Last updated on January 3, 2016
I have discussed chronocentrism–“the egotism that one’s own generation is poised on the very cusp of history”–a few times on this blog (see here, here, and especially here). A few days before Christmas, I received an email from Star Tribune business reporter Patrick Kennedy, who had heard the term from an investment banker, and who wanted to chat about the concept. Here is what came out of a nice Christmas Eve chat:
We called Marc Bellemare, an associate professor of applied economics at the University of Minnesota who has applied chronocentrism to his work on the economics of global food policy, to further define the term made popular by British journalist Tom Standage, a science and technology writer for the Guardian newspaper and a deputy editor at the Economist.
Bellemare was happy to find parallels to the world of investing in explaining the concept. …

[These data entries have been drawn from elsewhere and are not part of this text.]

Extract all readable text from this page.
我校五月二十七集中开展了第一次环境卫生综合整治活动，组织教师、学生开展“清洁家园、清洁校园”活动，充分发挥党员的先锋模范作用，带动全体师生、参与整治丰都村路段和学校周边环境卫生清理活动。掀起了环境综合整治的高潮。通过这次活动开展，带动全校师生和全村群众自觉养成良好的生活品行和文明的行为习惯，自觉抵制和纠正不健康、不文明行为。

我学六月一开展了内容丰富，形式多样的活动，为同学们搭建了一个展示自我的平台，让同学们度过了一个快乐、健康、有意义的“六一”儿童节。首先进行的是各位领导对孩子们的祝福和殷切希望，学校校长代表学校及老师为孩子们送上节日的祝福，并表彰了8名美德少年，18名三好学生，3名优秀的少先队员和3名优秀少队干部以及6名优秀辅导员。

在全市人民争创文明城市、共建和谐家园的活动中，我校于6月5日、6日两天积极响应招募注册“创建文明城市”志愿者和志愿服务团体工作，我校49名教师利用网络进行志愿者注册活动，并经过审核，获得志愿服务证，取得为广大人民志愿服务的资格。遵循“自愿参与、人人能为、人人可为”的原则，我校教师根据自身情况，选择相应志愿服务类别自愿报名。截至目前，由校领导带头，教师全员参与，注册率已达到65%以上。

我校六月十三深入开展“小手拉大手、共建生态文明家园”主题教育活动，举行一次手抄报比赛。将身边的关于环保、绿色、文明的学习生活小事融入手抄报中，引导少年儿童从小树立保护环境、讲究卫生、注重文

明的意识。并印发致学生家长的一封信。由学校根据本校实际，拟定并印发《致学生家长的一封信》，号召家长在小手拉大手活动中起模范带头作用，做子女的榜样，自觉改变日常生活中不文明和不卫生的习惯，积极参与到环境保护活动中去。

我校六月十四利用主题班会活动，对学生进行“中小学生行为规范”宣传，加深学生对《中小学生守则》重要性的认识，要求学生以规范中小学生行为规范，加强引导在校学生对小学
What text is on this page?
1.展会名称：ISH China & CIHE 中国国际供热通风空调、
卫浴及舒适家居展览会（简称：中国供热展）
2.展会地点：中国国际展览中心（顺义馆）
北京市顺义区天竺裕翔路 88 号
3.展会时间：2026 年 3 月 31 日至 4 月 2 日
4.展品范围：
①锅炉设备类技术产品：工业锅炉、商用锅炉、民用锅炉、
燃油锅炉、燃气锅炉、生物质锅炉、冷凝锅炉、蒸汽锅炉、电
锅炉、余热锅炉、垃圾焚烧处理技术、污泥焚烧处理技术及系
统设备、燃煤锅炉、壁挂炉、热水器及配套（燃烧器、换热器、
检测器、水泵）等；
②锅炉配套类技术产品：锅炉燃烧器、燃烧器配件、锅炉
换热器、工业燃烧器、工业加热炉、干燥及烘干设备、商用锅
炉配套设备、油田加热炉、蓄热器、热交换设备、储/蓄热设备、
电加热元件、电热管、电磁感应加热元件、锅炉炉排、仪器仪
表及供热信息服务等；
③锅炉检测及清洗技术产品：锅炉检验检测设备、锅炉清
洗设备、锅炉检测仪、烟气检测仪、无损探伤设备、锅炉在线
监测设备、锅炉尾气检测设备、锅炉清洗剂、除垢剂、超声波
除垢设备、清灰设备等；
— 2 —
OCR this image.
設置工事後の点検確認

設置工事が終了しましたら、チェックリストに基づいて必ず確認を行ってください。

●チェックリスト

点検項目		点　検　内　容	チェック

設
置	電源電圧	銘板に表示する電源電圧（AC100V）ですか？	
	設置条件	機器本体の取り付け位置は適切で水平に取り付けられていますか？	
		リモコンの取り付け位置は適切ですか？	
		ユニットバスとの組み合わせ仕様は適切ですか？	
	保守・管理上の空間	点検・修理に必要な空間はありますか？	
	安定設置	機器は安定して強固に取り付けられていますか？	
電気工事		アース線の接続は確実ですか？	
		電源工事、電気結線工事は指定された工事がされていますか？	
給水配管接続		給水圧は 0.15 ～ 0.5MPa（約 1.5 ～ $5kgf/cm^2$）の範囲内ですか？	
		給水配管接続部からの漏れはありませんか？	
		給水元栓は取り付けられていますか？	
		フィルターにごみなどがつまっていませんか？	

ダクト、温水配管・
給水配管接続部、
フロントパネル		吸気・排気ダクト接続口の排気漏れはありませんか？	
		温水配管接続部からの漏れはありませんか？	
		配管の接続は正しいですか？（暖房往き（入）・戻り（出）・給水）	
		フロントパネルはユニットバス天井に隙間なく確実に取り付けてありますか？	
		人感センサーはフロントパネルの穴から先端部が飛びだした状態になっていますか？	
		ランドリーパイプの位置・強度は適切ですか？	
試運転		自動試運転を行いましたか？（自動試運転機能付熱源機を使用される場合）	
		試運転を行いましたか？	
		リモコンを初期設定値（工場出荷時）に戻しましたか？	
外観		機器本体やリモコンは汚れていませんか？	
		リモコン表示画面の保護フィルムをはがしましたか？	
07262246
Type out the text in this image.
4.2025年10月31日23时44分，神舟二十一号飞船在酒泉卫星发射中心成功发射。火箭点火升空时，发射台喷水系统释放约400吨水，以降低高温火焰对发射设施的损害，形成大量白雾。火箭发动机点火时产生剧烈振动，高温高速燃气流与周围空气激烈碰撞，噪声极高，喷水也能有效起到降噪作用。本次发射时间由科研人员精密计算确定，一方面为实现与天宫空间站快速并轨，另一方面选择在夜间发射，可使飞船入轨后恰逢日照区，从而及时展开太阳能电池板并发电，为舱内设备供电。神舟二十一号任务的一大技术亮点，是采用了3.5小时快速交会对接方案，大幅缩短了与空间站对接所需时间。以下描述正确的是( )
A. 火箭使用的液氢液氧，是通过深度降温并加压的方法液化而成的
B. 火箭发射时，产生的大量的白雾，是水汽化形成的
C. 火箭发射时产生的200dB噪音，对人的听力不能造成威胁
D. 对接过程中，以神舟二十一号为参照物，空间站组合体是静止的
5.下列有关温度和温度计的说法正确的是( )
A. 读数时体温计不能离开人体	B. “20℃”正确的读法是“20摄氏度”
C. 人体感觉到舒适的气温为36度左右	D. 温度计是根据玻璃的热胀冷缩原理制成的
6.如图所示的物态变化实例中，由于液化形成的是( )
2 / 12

For investing, Bellemare pointed out that we look no further than the housing crash and the dot-com bubble.
He suggests chronocentrism leads to another economic concept called retrospective discounting, where our present bias leads us to put a lot of stock in the present and carefully pick and choose what we want to believe about the past.
The idea of retrospective (rather than the usual, prospective) present-biased preferences is how I see chronocentrism. That is, if we can give a greater weight to the present when looking forward, it is almost certainly the case that we also give a greater weight to the present when looking backward.